Wie ging es dann weiter?
Marialena Fernandes: Es ging einfach harmonisch weiter, ich habe gemerkt, dass sie komponieren, improvisieren und arrangieren, und das war für mich immer schon ein Lebenswunsch gewesen. Albin Paulus und Stephan Steiner, die Connaisseurs und Koryphäen der wissenschaftlichen Volksmusik sind, haben genau gewusst, welche Art von Musik zusammenpasst.
Welches Material haben Sie denn in weiterer Folge gesucht und herangezogen?
John Morrissey: Wir hatten ja schon Erfahrung mit klassischem Material, weil wir schon – auch Marialena – Mozart und Haydn gespielt und uns auch mit Schubert und Beethoven beschäftigt hatten. Das hat aber nie den Weg ins dauerhafte Repertoire gefunden. Mit ihr gemeinsam haben wir gemerkt, dass wir uns musikalisch überall hinwagen können. Das geht dann sehr schnell, da bringt einer ein Stück zur Probe mit. Viele Klassikvorschläge kamen von Albin Paulus und Stephan Steiner und Marialena hat zum Beispiel Domenico Scarlatti bearbeitet. Im CD-Booklet haben wir den Begriff „Cross-Worldmusic“ geprägt, weil Haydn, Scarlatti und Bartók ohnehin Cross-over-Musiker waren.

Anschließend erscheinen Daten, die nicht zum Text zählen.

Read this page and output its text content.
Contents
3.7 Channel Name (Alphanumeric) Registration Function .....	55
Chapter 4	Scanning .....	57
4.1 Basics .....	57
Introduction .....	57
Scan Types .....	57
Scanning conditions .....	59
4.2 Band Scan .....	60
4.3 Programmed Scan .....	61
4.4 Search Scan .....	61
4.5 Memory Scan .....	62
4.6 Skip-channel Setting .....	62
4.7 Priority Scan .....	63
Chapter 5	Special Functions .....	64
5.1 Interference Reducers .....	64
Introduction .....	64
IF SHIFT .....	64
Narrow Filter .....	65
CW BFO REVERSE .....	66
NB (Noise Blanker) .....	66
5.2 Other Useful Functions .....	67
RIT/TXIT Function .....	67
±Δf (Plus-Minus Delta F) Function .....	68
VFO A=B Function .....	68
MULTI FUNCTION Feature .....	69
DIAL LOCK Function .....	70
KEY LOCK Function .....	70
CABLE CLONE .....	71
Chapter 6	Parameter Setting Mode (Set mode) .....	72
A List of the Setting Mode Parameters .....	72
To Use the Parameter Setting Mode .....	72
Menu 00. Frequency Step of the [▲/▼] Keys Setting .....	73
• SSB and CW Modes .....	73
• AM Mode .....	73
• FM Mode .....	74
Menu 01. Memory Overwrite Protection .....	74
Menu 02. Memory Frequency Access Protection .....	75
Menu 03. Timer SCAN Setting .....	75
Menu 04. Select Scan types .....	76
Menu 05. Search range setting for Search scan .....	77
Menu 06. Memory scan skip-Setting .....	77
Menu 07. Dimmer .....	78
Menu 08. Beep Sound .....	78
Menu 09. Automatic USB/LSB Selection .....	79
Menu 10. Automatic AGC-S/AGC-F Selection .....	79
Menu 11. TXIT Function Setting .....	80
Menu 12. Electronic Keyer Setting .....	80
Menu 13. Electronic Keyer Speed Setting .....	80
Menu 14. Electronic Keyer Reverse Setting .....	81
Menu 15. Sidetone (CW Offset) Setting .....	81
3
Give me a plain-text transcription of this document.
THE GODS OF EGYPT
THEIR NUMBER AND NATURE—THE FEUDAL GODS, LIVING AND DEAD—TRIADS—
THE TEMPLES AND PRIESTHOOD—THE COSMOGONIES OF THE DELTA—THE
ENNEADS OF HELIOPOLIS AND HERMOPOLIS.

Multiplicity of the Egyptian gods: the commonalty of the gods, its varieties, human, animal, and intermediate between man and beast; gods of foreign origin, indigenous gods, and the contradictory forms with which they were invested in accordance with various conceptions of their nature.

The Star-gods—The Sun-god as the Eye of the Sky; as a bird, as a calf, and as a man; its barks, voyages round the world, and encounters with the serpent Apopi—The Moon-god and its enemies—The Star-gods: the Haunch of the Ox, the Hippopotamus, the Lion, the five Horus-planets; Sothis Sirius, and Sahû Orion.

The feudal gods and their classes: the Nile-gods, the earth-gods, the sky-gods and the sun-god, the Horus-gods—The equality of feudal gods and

„Es haben sich fünf Leute gefunden, die mit großem Respekt und gleichzeitig relativ unbekümmert mit dem alten Material umgehen.“
Wie ist Ihr Zugang etwa zu Werken von Scarlatti oder Bartók?
John Morrissey: Aus dem rund 200 Jahre alten Cross-over-Material machen wir mit unserem Konzept wiederum ein Cross-over mit dem Klavier Marialenas und unserem Instrumentarium. Es haben sich fünf Leute gefunden, die mit großem Respekt und gleichzeitig relativ unbekümmert mit dem alten Material umgehen. Wir versuchen, rhythmische Feinheiten und diese tollen Melodien auszuloten. Wir haben auch in den Biografien geforscht. Da kommt man drauf, dass Scarlatti Neapel verlassen hatte, er in Lissabon, in Madrid und schließlich in Sevilla und hat all diese Einflüsse verarbeitet. Es war für uns aber ziemlich einfach, dieses Grundmaterial zu bearbeiten.
Marialena Fernandes: Mir fällt, wenn ich mit Hotel Palindrone spiele, ein Wort ein: Leidenschaft. Das Brennen in einem, verbunden mit der Sehnsucht nach etwas Neuem. Wie John sagt, das funktioniert bei uns fließend.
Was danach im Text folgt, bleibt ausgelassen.